Joining an Office? Get Ready for Battle.

Breaking News: Humans still haven’t figured out how to get along, and in some offices, not even close. Here we look at five of the most annoying office pet peeves and how you can try to survive them.


1. The Battle for the Speakers



Omar likes hardcore gangster rap, Sarah likes old school rock, Youssef likes east African music and Dina likes Gregorian monk chants. None of them are willing to listen to anything else. Co-existence in this specific office is a tall order.

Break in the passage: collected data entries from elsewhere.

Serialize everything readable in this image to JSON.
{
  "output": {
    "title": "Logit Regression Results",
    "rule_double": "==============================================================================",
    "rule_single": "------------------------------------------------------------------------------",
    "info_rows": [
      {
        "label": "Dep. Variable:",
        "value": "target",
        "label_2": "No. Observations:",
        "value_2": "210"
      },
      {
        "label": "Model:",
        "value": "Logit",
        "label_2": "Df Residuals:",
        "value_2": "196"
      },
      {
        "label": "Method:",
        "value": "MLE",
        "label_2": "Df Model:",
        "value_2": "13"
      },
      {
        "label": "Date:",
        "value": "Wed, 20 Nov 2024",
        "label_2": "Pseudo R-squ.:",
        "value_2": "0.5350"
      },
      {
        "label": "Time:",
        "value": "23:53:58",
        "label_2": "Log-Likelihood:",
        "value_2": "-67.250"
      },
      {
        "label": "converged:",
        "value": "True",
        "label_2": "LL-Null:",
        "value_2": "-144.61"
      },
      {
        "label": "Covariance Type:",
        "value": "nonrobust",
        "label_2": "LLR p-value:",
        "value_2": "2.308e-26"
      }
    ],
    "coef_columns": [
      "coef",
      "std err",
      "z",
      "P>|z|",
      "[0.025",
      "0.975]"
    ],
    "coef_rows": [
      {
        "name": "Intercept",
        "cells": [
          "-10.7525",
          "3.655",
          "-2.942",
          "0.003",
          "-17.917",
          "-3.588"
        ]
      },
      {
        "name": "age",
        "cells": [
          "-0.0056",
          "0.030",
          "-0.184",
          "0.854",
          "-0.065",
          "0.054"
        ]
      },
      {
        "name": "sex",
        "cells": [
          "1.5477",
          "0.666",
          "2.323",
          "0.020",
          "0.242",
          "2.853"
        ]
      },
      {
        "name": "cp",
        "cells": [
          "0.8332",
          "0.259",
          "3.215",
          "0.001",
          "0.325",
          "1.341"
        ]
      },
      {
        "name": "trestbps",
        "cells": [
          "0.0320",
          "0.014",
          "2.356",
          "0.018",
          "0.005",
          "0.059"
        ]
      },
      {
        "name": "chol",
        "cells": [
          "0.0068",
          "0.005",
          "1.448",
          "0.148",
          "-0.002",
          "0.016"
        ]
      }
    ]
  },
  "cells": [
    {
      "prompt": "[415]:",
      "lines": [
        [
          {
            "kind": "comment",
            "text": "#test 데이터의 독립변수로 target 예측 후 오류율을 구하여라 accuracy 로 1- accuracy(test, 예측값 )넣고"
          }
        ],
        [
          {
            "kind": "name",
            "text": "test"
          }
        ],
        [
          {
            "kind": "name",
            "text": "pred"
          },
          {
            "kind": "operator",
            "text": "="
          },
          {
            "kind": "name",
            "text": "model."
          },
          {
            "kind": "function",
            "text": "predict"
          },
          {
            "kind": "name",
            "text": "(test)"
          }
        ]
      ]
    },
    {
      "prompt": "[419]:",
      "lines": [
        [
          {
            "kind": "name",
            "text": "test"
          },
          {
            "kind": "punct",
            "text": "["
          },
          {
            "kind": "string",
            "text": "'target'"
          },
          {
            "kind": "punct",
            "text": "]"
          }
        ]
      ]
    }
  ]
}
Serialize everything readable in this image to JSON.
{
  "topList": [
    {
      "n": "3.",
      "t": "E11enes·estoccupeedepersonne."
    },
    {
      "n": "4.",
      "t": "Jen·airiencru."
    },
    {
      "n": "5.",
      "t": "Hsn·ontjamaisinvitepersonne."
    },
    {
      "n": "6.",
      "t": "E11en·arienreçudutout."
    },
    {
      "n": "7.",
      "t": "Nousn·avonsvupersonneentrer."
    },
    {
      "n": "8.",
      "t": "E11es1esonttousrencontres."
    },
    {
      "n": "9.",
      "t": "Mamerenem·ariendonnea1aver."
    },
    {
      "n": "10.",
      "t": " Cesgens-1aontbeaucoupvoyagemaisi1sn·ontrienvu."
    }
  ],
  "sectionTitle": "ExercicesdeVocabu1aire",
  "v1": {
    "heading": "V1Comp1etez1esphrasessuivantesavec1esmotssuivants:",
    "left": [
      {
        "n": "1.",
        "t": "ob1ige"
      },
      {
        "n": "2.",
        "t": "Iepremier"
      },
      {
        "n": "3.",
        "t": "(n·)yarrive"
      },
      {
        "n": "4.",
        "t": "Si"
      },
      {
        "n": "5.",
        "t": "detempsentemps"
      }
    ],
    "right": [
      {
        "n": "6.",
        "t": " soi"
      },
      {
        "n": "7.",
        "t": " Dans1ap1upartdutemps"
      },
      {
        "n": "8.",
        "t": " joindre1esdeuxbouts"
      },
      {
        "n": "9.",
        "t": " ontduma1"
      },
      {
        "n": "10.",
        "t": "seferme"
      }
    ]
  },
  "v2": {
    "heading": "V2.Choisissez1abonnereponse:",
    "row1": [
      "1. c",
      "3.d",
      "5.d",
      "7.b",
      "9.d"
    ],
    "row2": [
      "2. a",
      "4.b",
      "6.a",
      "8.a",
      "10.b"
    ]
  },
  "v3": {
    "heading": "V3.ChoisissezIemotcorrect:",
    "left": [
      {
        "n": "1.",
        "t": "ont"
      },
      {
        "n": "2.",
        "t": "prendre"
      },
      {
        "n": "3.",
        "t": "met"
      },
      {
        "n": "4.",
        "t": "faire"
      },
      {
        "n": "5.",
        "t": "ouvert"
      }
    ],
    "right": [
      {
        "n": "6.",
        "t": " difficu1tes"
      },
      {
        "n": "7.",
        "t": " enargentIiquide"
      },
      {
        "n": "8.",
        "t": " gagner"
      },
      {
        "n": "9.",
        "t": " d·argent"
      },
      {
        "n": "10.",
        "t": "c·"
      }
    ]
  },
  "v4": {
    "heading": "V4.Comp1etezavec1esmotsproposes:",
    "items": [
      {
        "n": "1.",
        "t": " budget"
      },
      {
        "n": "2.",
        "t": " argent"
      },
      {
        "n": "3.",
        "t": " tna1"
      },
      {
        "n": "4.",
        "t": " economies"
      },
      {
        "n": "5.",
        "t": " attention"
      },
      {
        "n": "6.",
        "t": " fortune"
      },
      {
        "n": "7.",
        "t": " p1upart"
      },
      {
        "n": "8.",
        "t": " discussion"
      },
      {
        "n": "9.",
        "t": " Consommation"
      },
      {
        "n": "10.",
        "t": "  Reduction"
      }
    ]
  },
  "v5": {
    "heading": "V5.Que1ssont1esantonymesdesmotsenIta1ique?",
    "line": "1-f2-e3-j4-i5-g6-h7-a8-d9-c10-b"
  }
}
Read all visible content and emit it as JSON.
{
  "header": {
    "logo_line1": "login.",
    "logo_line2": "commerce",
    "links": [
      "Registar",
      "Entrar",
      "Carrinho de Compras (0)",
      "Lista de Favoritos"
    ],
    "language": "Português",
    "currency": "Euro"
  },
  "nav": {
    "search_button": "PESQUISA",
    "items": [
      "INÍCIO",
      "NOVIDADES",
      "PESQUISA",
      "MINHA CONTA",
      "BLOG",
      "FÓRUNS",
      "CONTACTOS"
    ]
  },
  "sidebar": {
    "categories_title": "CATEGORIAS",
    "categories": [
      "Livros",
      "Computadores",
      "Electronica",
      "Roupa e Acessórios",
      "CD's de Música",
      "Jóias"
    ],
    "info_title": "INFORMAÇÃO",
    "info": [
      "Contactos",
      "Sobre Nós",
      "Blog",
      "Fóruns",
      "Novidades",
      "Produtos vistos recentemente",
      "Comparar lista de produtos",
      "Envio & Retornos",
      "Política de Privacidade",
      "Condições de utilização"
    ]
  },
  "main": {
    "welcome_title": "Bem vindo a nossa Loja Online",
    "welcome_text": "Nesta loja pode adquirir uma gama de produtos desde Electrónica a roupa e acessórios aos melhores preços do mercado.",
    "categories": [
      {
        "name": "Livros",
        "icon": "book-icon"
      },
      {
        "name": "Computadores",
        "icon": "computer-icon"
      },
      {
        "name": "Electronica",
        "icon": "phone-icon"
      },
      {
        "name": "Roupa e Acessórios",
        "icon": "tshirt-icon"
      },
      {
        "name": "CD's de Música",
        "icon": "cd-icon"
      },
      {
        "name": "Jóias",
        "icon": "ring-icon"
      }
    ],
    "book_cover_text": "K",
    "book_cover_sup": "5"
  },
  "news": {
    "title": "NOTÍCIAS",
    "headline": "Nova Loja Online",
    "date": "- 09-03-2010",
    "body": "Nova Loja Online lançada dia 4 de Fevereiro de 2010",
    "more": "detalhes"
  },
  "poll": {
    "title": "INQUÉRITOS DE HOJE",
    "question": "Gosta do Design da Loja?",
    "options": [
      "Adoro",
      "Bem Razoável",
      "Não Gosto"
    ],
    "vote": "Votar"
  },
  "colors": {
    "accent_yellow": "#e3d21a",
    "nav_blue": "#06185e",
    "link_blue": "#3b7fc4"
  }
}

We suggest taking turns on the speakers, but honestly- when does that actually work? Unless there’s a stopwatch going off every 10 minutes to mark a rotation; someone will feel like they’re not getting enough DJ time and will attempt a revolt. Ultimately, the best way is for everyone to get their own headphones.

2. Funky Smelling Lunches




Eggs and tuna are very yummy and full of protein. Garlic is a fantastic source of manganese and Vitamin b6. We just don’t think the office is the best time to catch up on your nutritional quotas. Also, Sally can smell that “beid and basterma” sandwich all the way from across the room and she doesn’t look too thrilled. The fact that it’s from Zooba doesn’t make it less smelly.

We suggest: Unless you’re doing this on purpose as some form of passive-aggressive biological warfare; please think of the innocent noses.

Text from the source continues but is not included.